Bayankala 巴颜 喀拉
- Type: Private
- Industry: Cosmetics
- Founded: January 1, 2008
- Founder: Jean Zimmermann
- Headquarters: Shanghai, China
- Number of locations: 19
- Area served: Shanghai
- Key people: Jean Zimmermann, CEO
- Products: skincare cosmetics
- Website: www.bayankala.com

= Bayankala (skincare) =

Natural skincare brand originating from Shanghai, China

Bayankala is a natural skincare brand originating from Shanghai, China, that was conceived of by a French entrepreneur and long-time resident and "old China hand", Jean Zimmermann. Zimmermann founded the brand together with a Chinese herbalist. The inspiration for the brand came during his time as General Manager of Lane Crawford department stores in China when he decided to create a high-end Chinese brand.

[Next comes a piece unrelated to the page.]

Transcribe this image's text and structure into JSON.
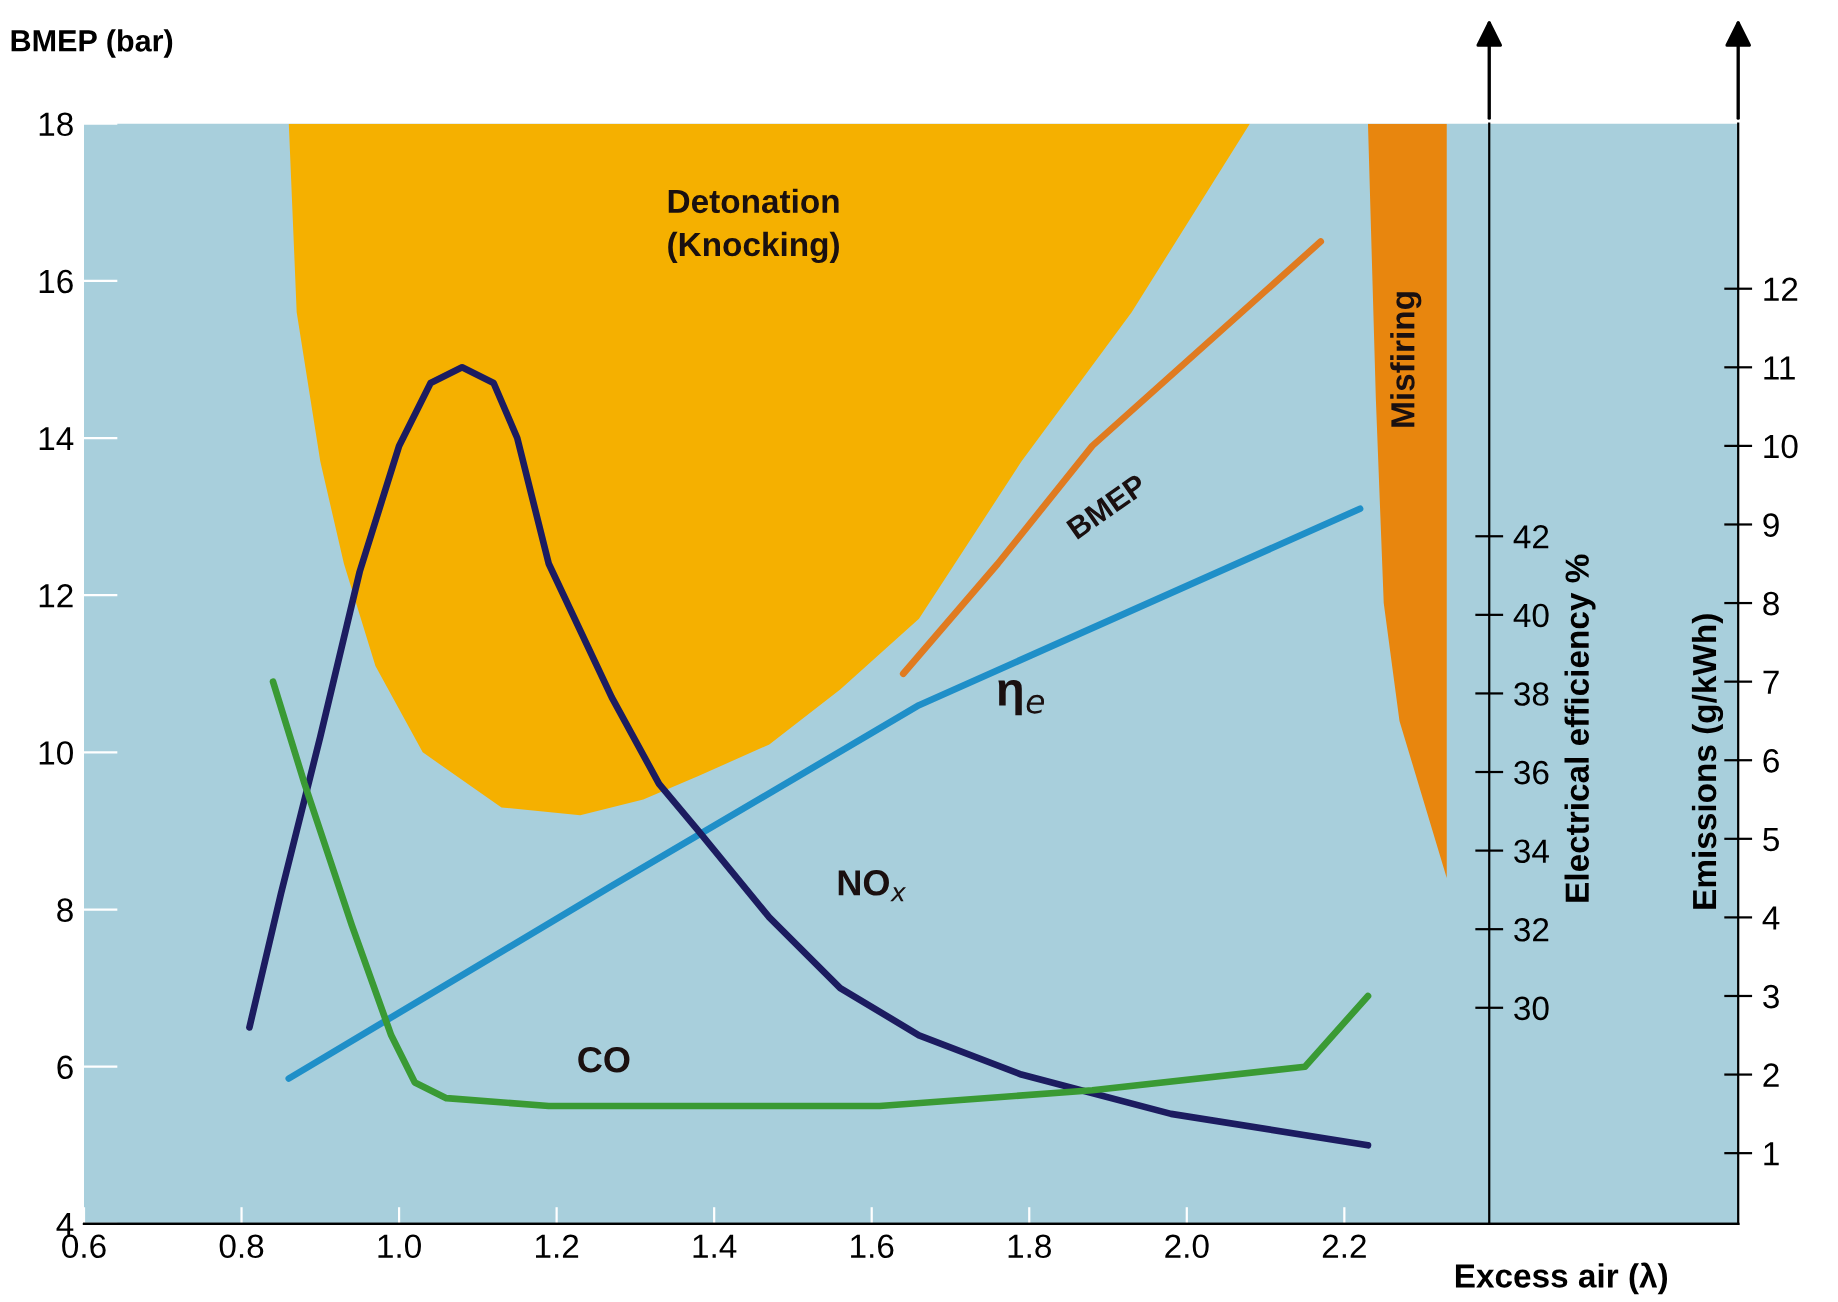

The brand itself is named after the Bayan Har Mountains in south-central Qinghai, which contain the source of the Yellow River. The symbol of the brand is the "hulu," (葫芦 pinyin: húlu) the Chinese bottle gourd that was traditionally used as a vessel by and hung out front as a sign of the Chinese pharmacy.

==Traditional Chinese ingredients==
Bayankala claims to be the first Chinese "luxury skin care brand" with recipes from traditional Chinese herbal medicine. The brand concept features 5 traditionally used ingredients from Chinese herbology. The brand is manufactured in Guangzhou in Southern China, and some product has been certified organic in China. Zimmermann claims that the active ingredients are cultivated and harvested according to the wisdom of the traditional Chinese lunar calendar and each product is formulated using pure water from the source of the Yellow River.